Unpacking the bike in the office brought comments from passing workmates regarding the huge head tube, but what do they know? It is a big frame for a big rider: it needs a big head tube. It is true the gently sloping top tube does give the appearance of a lot of unnecessary bulk at the front end of the XL size tested, but the pay-off is a comfortable bar position without dozens of spacers — a plus point in my opinion. And Mrs C agrees, so the office experts can get stuffed.
Putting the Tifosi CK7C Audax together, a couple of things struck me as unusual. It comes with a triple chainset, which seems somewhat unnecessary in the age of the compact. The Tifosi is marketed as an Audax-cum-touring-cum-training machine, so mudguard and rack brazings are a given, as are ample clearance and relaxed geometry. So why fit 23mm tyres when 25mm rubber will add to the comfort of the ride straightaway? The Vredestein Ricorsos were given a chance, but soon made way for Continental Gator Skins with noticeable improvement.
The 7005 aluminium frame and carbon forks not only look the business, they give a ride to match. Matched with Mavic Aksium hoops — solid performers at a very good price — the Tifosi CK7C Audax handled very well indeed. Not in a ‘seat of the pants, twitchy as hell’ sort of way: that would be silly. But in a solid, dependable, comforting sort of way — in Radio 2 terms, more Terry Wogan than Russell Brand. It gently coaxes you along with a hint of a smile, rather than hollering and blowing its own trumpet while making whoopee with your granddaughter.
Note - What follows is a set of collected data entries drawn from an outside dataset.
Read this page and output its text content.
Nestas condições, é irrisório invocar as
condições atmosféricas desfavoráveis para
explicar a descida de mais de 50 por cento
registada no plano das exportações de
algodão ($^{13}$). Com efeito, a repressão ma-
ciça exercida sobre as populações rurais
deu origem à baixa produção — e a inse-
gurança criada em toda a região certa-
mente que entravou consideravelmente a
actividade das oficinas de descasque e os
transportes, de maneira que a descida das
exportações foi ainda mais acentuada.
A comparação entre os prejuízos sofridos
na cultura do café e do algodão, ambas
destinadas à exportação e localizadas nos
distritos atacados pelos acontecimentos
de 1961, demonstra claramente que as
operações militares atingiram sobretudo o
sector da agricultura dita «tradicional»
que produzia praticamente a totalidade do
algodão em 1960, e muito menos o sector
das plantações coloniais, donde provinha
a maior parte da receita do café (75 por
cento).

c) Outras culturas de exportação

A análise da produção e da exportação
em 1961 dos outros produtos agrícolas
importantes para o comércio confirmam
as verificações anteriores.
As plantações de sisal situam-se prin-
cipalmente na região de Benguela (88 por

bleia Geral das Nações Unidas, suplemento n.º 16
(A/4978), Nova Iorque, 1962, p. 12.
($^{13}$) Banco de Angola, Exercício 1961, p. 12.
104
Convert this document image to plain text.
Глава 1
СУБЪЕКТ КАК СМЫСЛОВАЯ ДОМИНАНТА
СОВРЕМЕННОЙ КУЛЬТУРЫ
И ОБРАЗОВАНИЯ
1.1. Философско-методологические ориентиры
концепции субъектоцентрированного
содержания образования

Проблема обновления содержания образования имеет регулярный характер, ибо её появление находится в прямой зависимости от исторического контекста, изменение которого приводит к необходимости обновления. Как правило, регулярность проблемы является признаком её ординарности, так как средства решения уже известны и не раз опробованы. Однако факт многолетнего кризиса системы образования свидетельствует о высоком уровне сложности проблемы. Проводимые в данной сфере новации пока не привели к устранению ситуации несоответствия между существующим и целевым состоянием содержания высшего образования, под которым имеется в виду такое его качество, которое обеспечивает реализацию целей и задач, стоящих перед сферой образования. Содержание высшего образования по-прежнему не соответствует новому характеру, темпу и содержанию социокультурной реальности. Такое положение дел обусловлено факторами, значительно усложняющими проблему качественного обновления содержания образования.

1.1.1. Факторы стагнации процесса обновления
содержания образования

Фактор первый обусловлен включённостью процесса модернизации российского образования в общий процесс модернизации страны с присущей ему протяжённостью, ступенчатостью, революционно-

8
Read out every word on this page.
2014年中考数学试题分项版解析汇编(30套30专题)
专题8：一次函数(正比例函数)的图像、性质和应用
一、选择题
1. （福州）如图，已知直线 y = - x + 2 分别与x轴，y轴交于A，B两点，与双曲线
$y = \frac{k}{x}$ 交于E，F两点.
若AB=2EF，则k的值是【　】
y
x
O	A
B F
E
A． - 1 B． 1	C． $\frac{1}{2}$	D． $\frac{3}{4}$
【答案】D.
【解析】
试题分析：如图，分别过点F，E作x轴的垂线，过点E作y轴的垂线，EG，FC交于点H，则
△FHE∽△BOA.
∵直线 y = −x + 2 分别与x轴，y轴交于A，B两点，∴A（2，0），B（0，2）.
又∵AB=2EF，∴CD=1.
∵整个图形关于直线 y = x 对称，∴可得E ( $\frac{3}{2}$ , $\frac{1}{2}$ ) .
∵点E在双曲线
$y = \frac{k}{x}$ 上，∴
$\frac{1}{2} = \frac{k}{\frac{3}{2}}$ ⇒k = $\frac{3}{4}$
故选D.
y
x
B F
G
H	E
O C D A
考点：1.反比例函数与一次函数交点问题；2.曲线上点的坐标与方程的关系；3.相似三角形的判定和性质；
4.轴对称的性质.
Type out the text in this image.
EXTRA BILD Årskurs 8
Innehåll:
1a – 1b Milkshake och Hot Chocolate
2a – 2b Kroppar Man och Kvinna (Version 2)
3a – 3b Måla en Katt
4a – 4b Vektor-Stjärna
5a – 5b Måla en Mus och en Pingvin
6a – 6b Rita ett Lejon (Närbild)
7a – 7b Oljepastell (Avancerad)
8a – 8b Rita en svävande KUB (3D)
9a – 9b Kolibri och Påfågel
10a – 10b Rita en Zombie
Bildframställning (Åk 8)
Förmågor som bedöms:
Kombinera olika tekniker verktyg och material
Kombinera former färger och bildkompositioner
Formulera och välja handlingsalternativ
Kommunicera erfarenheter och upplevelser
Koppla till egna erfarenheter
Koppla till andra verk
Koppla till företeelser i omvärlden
It weighs in at 10.5kg — perfectly reasonable for a winter trainer — and moves equally well climbing, descending or hammering along on the flat. Meanwhile, the Shimano Sora transmission performed very well for such a budget gruppo.
The one gripe to report was not noticed until using the drops. The separate button for changing up is totally unreachable to anyone not possessing bizarrely long thumbs or the digits of E.T. Changing down requires a fairly good shove as well, so smaller hands just won’t hack it with these levers. Move up one position in the groupset hierarchy and you get Tiagra levers with the recognised paddle-and-lever set-up familiar to Shimano users — a far better solution for not a lot more money.
The remainder of the kit is all decent quality gear with nothing standing out as needing upgrading. It even comes fitted with mudguards, as a proper touring/winter bike should. A dry backside and feet are essential components of an enjoyable winter ride.
Tifosi CK7C specification
Distributor RJ Chicken, www.chickencycles.co.uk
Frame CK Columbus double butted 7005 alloy
Fork Tifosi carbon 11/8in
Size range XS-XL
Weight 23.1lb (10.5kg)
Groupset Shimano Sora
Gear ratios 50/39/30 with 12-25
Wheels Mavic Aksium Race
Tyres Vredestein Ricorso
Bars Cinelli Vai
Stem Cinelli Vai
Seatpost Selcof Mod 50
Saddle Selle Italia XR
Size tested XL
Will the Tifosi CK7C work for Audax and touring duties? It is certainly capable, although the serious mile-eater might want a higher-end groupset than the Sora fitted here. But as a winter trainer, this machine is very nearly there. Tyre choice is pretty personal, so the only real bugbear is the levers. The frameset and wheels — the heart of any bike build — are quality gear and the rest is adequate. Meanwhile, the price is very good and the current economic climate may see us lowering our sights when seeking out that new mount. With the Tifosi CK7C Audax, you get a decent bike for around £700. What’s more, it looks mighty fine. There are only so many times you can walk past a handsome bike in the hallway before taking it out for a spin.